Less common causes of knee pain
Overusing or injuring the tendon that connects the kneecap to the shin bone can lead to patellar tendonitis (inflammation of the tendon). This condition is sometimes called "jumper's knee", as it can be brought on by jumping activities such as basketball or volleyball. The area may be swollen, red and warm.
Learn more about tendonitis.
You can care for your knee at home as you would with a simple sprain.
Repetitive movement of the knee or kneeling for long periods can cause a build-up of fluid over the knee joint, known as bursitis or "housemaid's knee".
Housemaid's knee tends to affect people with certain jobs that involve kneeling (such as carpet layers), or sports players (such as footballers). Find out more about bursitis.
Torn ligament or tendon
Knee pain may be caused by torn ligaments or tendons. Ligaments are tough bands of tissue that connect the bones at the knee joint; tendons connect the muscles to the bone. You can tear these tissues during running sports such as rugby or football.
Injured tendons or knee ligaments at the side of the knee may cause pain even when the knee is at rest, which may get worse when you bend the knee or put weight on it. There may also be warmth and swelling around the knee.
If you feel that your knee is also unstable or keeps 'giving way', you may have torn the anterior cruciate ligament (one of the main knee ligaments). This probably resulted from a sudden change in direction or a twisting movement, and you may have heard a pop when it happened. You should see your GP if this happens, and you may be referred to an orthopaedic specialist for advice and treatment.

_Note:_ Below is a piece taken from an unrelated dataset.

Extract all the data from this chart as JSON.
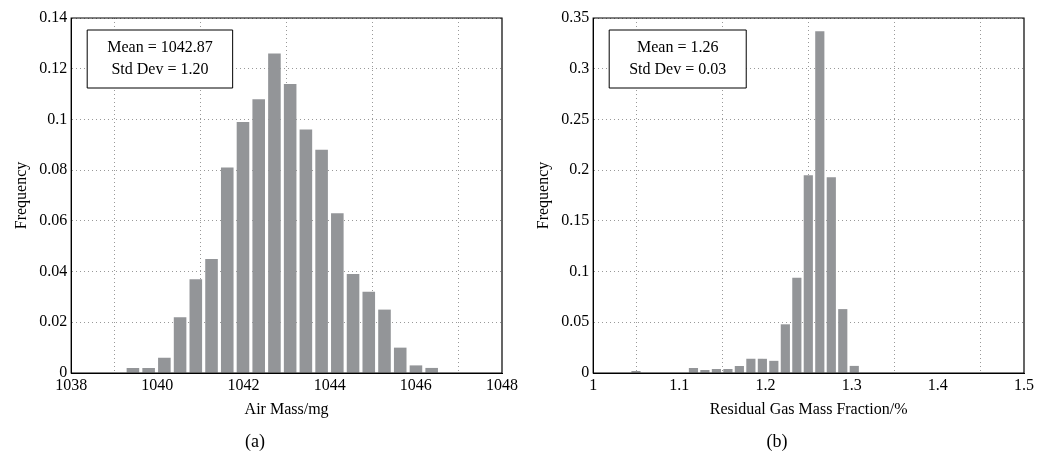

Read about surgery to repair a damaged knee ligament.
Bleeding into the joint
An injury that causes significant damage to the knee joint may cause bleeding into the joint spaces, known as haemarthrosis. This happens because the main ligaments in the knee contain blood vessels.
Signs of haemarthrosis are swelling of the knee, warmth, stiffness and bruising. You should go to hospital immediately to have your knee treated if you have a very swollen knee.
Swelling and tenderness over the bony bump just below the kneecap is known as Osgood-Schlatter's disease. This is a common cause of knee pain and swelling in teenagers, particularly teenage boys who sprain or overuse their thigh muscles when playing football or other sports.
Gout and pseudogout
If the knee joint is also hot and red, the cause is likely to be gout or pseudogout, which are also types of arthritis.
Gout is caused by a build-up of uric acid in the body. Uric acid is a waste product that is produced during the process of metabolism (when the body breaks down food to use as energy). Usually, uric acid is excreted by the kidneys.
People whose kidneys do not excrete uric acid properly, or those who produce too much, can have high levels of uric acid in their blood. If the level becomes very high, crystals form in the joints. The crystals cause the joints to become inflamed and painful.
Gout will cause severe pain in the knee, limit movement of the joint and may cause a slight fever.
Usually, gout affects the joint of the big toe first, before it affects the knee joint or any other joint.
Pseudogout is a similar condition to gout in that crystals of calcium are deposited in and around the joint. But unlike gout, pseudogout can affect the knee joint first.
You should see your GP if you think the cause of your knee pain is gout or pseudogout.
When to see your GP
You should see your GP if:
- you cannot put weight on your knee at all
- you have severe pain even when you're not putting weight on it
- your knee locks or painfully clicks (painless clicking is OK)
- your knee keeps giving way
- your knee looks deformed
- you have fever, redness or heat around the knee, or it is very swollen
- you have pain, swelling, numbness or tingling of the calf beneath your affected knee
- the pain is still severe after three days of caring for your knee at home
Your GP will do a careful examination of the knee and take your medical history.
Investigations may include blood tests, an X-ray (if a fracture is suspected) or an MRI scan. Treatment may involve physiotherapy, painkillers and sometimes an arthroscopy – a form of keyhole surgery that is used to look inside a joint and repair any damage that has occurred.